Runder Tisch für Flüchtlinge in Sachsen

■ Leipzig reaktiviert Runden Tisch/ Sächsische Polizei soll aus Alt-BRD verstärkt werden/ Demonstration nach Überfall auf Flüchtlingsheim/ Neue Überfälle im Saarland/ Demos in Köln und Saarbrücken

Berlin (taz/dpa/ap) — Der erste „Runde Tisch für Asylbewerber“ in Sachsen ist am Montag in Leipzig gegründet worden. Beim ersten Treffen sprachen Asylbewerber mit den Ausländerbeauftragten der Landkreise und der Stadt Leipzig sowie Repräsentanten des Regierungspräsidiums über ihre Probleme und Ängste. Sie beklagten, daß sie als Asylbewerber ständig in Furcht vor Überfällen und Brandanschlägen lebten.

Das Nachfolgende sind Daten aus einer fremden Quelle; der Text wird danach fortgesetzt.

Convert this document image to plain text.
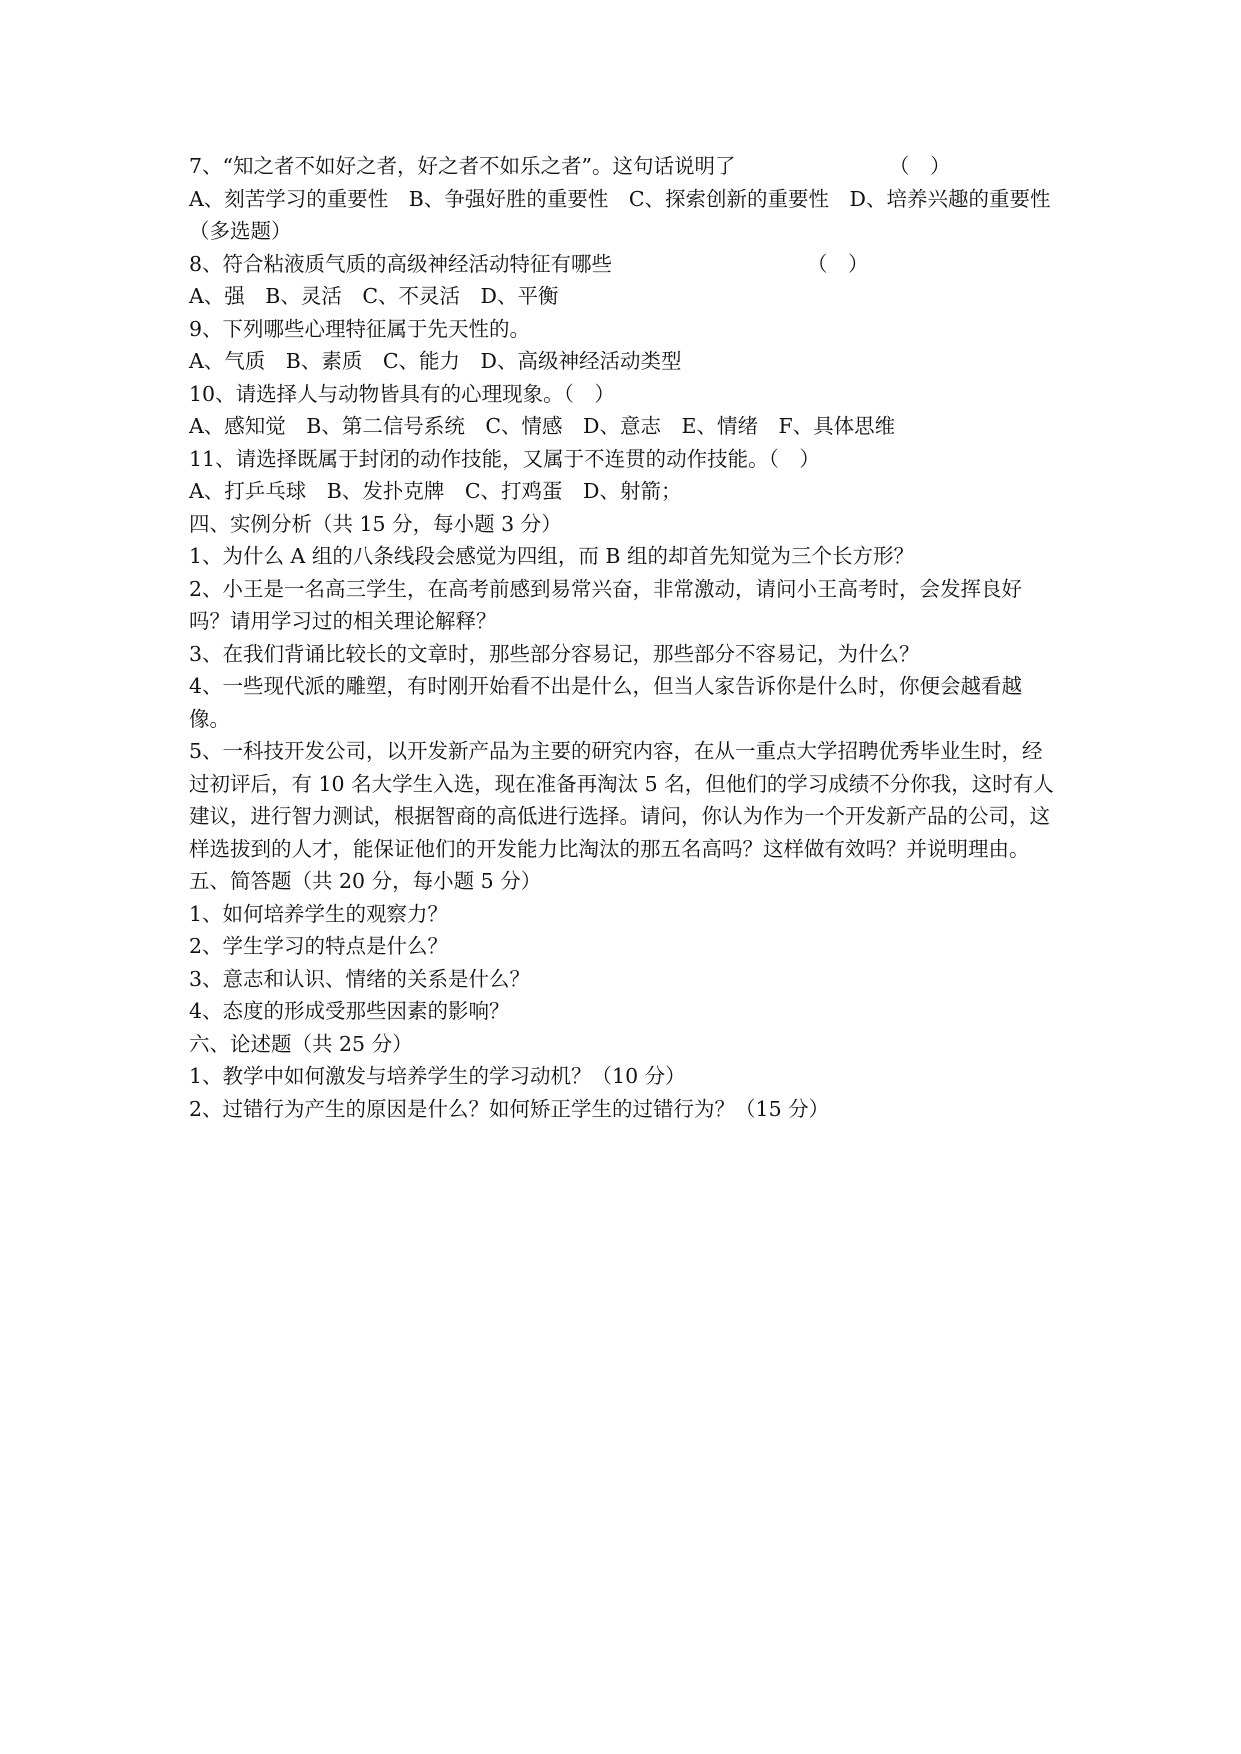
7、“知之者不如好之者，好之者不如乐之者”。这句话说明了	（　）
A、刻苦学习的重要性　B、争强好胜的重要性　C、探索创新的重要性　D、培养兴趣的重要性
（多选题）
8、符合粘液质气质的高级神经活动特征有哪些	（　）
A、强　B、灵活　C、不灵活　D、平衡
9、下列哪些心理特征属于先天性的。
A、气质　B、素质　C、能力　D、高级神经活动类型
10、请选择人与动物皆具有的心理现象。（　）
A、感知觉　B、第二信号系统　C、情感　D、意志　E、情绪　F、具体思维
11、请选择既属于封闭的动作技能，又属于不连贯的动作技能。（　）
A、打乒乓球　B、发扑克牌　C、打鸡蛋　D、射箭；
四、实例分析（共 15 分，每小题 3 分）
1、为什么 A 组的八条线段会感觉为四组，而 B 组的却首先知觉为三个长方形？
2、小王是一名高三学生，在高考前感到易常兴奋，非常激动，请问小王高考时，会发挥良好吗？请用学习过的相关理论解释？
3、在我们背诵比较长的文章时，那些部分容易记，那些部分不容易记，为什么？
4、一些现代派的雕塑，有时刚开始看不出是什么，但当人家告诉你是什么时，你便会越看越像。
5、一科技开发公司，以开发新产品为主要的研究内容，在从一重点大学招聘优秀毕业生时，经过初评后，有 10 名大学生入选，现在准备再淘汰 5 名，但他们的学习成绩不分你我，这时有人建议，进行智力测试，根据智商的高低进行选择。请问，你认为作为一个开发新产品的公司，这样选拔到的人才，能保证他们的开发能力比淘汰的那五名高吗？这样做有效吗？并说明理由。
五、简答题（共 20 分，每小题 5 分）
1、如何培养学生的观察力？
2、学生学习的特点是什么？
3、意志和认识、情绪的关系是什么？
4、态度的形成受那些因素的影响？
六、论述题（共 25 分）
1、教学中如何激发与培养学生的学习动机？（10 分）
2、过错行为产生的原因是什么？如何矫正学生的过错行为？（15 分）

Der Runde Tisch soll künftig alle drei Monate zusammenkommen.

Die zunehmende Gewalt gegen Ausländer überfordert nach Auffassung des neuen sächsischen Innenministers Heinz Eggert viele Polizisten in den neuen Bundesländern. Er kündigte an, künftig verstärkt Polizeioffiziere aus den alten Bundesländern nach Sachsen zu holen. Dazu würden schon in nächster Zeit Gespräche mit Baden-Württemberg und Bayern geführt, erklärte Eggert, der erst in der vergangenen Woche sein Amt antrat. Eine Gefährdung der inneren Sicherheit angesichts der Kette von Gewalttaten gegen ausländische Bürger besteht nach minister Eggerts Ansicht nicht. Bei der Überprüfung der Vorfälle habe er jedoch festgestellt, „daß viel auch dem Versagen der polizeilichen Führungskräfte zuzuschreiben war“.

Das sei keine Anklage gegen die Polizisten. „Sie werden psychologisch mit der augenblicklichen Situation nicht fertig“, erklärte der Minister. Es könne nicht gewartet werden, „bis sich unsere Sicherheitskräfte umgestellt haben“. Polizeioffiziere aus den alten Ländern sollten die sächsischen Kollegen anlernen und ihnen Zeit geben, sich der neuen Ansprüche an ihren Beruf bewußt zu werden.

Auch in Baden-Württemberg sollen Ausländer künftig mit mehr polizeilicher Präsenz und der Überwachung rechtsextremer Skinheads vor Gewaltakten geschützt werden. „Den extremistischen Brandstiftern muß mit allen Mitteln das Handwerk gelegt werden“, unterstrich Innenminister Dietmar Schlee am Montag in Stuttgart.

Alle Polizeireviere im Land wies er an, die Unterkünfte von Asylbewebern, Ausländern und Aussiedlern verstärkt zu schützen. Um bereits im Vorfeld Gewalttaten zu verhindern, soll der Verfassungsschutz seine Aufklärung gegenüber rechtsextremistischen und ausländerfeindlichen Aktivitäten intensivieren. Insbesondere Skinheads würden verstärkt beobachtet.

Fast 2.000 Menschen haben am Montag abend in dem kleinen Ort Seesen gegen Rassismus und Ausländerfeidlichekit demonstriert. Zu dem Schweigemarsch hatten Kirchen- und Jugendverbände aufgerufen, nachdem bei einem Brandanschlag in der letzten woche eine türkische und eine deutsche Familie fast verbrannt wären.

Doch trotz der zunehmenden öffentlichen Proteste kommt es nach wie vor noch zu Attentaten gegen Flüchtlinge und Fremde. In Saarbrücken hat ein Skinhead auf offener Straße und unter den Augen zahlreicher Passanten zwei schwarze Flüchtlinge mit einem Messer angegriffen. Der Überfall fand an einer Bushaltestelle statt. Ein Busfahrer verweigerte den schutzsuchenden Flüchtlingen den Zutritt zu seinem Linienbus, indem er sich weigerte, die Tür zu öffnen. Das saarländische Innenministerium kündigte Konsequenzen gegen den Busfahrer an.

In Saarbrücken ist für Samstag eine Demonstration gegen den Ausländerhaß geplant. In Köln soll bereits heute ein Demonstration stattfinden.